Like the K-01, the K-30 possesses superb video capabilities (even if the videos above give you no hint of that fact). The new PRIME M processor opens up new framerate possibilities, which we know the videographers among us will appreciate. All the camera's movie settings are quite easy to access thanks to the INFO screen. Just as they do when shooting stills, the auto-exposure and custom image settings work perfectly in video mode.
However, there are a few software-related things that bug us about the K-30's movie mode. First, focus peaking is not available while a video is being recorded. It's there when you're framing your shot before you start recording, but the moment you hit the shutter release to start the camera rolling, it goes away.
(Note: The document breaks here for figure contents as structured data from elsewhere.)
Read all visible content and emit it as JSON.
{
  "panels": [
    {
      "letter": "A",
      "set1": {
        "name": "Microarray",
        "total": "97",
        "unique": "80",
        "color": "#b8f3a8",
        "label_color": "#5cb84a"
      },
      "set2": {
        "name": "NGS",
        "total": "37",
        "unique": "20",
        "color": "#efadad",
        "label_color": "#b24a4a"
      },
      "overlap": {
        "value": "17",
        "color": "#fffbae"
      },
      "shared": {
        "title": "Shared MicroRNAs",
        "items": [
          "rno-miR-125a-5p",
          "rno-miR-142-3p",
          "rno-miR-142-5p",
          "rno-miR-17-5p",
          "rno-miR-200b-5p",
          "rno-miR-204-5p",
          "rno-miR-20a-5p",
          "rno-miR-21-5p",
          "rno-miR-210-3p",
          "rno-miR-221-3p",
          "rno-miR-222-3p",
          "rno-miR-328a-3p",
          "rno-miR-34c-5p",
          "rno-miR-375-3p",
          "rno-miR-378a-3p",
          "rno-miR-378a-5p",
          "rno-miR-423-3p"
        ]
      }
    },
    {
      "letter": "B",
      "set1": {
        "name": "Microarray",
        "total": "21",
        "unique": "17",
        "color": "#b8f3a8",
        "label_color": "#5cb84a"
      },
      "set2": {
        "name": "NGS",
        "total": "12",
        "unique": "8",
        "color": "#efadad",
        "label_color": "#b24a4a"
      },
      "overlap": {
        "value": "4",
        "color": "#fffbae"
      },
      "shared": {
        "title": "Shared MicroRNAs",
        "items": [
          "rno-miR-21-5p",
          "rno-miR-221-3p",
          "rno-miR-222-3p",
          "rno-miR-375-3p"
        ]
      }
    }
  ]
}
We can only assume this has to do with a lack of available processing power; otherwise its omission makes no sense whatsoever. Next, it's a little bothersome that the aperture setting can't be changed while recording, even in Av mode. We realize that doing so will cause a sudden change in exposure, but why not give the user the option? Third, there's still a decent amount of rolling shutter (jellyvision) present in clips, particularly those shot in low light. We understand that this is a fact of life with CMOS sensors, but it never fails to annoy.
All of our other complaints about movie mode on the K-30 are hardware-related. Only a monaural onboard mic, no external mic jack, no HDMI, and no articulating screen. As usual on a dSLR, the movie mode here, how ever advanced it might be, is secondary to the stills shooting experience. (And rightly so in our opinion, but these omissions will irk the more video-inclined among us.)
Please note that we're primarily a photo site, and not a video site, and thus we may not evaluate all the criteria (such as video file formats or editing features) that pro videographers consider.